Named after the chairman of the mine, Thomas Cullinan, the rough diamond was cut into 9 major stones totalling 1,055.89 carats and 96 unpolished elements and minor gemstones.
The Cullinan I, also known as the Great Star of Africa, is the largest gem, at 530.4 carats. This is the biggest clear cut diamond in the world.
Owned by Queen Elizabeth II, the Cullinan I is mounted on the sovereign’s spectre, while the Cullinan II is part of the Imperial State Crown. You can see both in The Jewel House at the Tower of London.
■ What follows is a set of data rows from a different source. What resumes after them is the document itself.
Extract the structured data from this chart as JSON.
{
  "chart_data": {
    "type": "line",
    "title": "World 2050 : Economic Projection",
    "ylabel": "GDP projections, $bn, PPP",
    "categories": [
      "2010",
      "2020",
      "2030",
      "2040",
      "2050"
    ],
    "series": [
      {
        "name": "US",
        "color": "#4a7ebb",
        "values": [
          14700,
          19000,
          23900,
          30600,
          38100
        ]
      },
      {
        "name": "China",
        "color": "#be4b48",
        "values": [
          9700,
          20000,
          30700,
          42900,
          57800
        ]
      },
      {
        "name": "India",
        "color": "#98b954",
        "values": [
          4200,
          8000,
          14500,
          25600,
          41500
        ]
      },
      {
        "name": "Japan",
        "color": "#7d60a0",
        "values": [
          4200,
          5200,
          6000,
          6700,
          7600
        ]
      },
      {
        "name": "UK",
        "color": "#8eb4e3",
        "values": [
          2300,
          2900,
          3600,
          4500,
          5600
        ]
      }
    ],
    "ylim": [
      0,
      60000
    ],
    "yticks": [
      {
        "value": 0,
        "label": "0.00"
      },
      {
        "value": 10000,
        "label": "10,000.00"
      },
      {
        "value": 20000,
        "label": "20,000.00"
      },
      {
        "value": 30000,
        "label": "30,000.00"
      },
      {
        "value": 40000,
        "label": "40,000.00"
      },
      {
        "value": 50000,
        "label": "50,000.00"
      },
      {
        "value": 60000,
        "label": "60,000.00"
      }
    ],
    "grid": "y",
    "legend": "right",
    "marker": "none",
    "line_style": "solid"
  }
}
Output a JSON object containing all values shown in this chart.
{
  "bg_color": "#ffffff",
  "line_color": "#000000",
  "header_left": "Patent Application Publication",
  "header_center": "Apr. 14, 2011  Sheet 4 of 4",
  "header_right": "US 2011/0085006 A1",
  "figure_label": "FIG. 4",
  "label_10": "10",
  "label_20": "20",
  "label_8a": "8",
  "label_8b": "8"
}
If the rough Cullinan Diamond was discovered today, it would potentially be worth over $400 million. This priceless diamond has not been recently valued.
1. Mountain of Light Diamond (Koh-I-Noor): Priceless
Thought to be the most expensive diamond in the world, the Koh-I-Noor is also known as The Mountain of Light. Weighing 105.6 carats, this colorless gemstone is now part of the British Crown Jewels.
The central stone of the Queen Mother’s crown, the Koh-I-Noor diamond is viewed by millions of visitors to the Tower of London each year. The Kohinoor diamond is often said to be cursed, as many male owners lost their power or lives unexpectedly, and it has therefore only been worn by women since 1849.
Thought to have come from India, the gemstone was part of the Mughal Peacock Throne. It was later controversially transferred to Queen Victoria when the British annexed the Punjab. Prince Albert had the gem recut by Coster Diamonds as an oval brilliant.
Although the Koh-i-Noor diamond is considered to be priceless, the entire Crown Jewels themselves are estimated to be worth over $1 billion.
In Conclusion: Most Expensive Diamonds in the World
So what makes a diamond expensive? There are several factors, including the 4 Cs of diamonds – Carat, Cut, Clarity and Color.
But there are other considerations as well, such as where the diamond was mined and its rarity. And then there are the truly rare and extraordinary diamonds that can sell for millions of dollars.
Whether you’re in the market for an engagement ring or just curious about how diamonds get their price tags, we hope this article has given you some insights into the most expensive diamonds in the world.
If a diamond is out of your price league, consider buying one of the slightly cheaper gemstones such as zircon or moissanite which both have an impressive sparkle.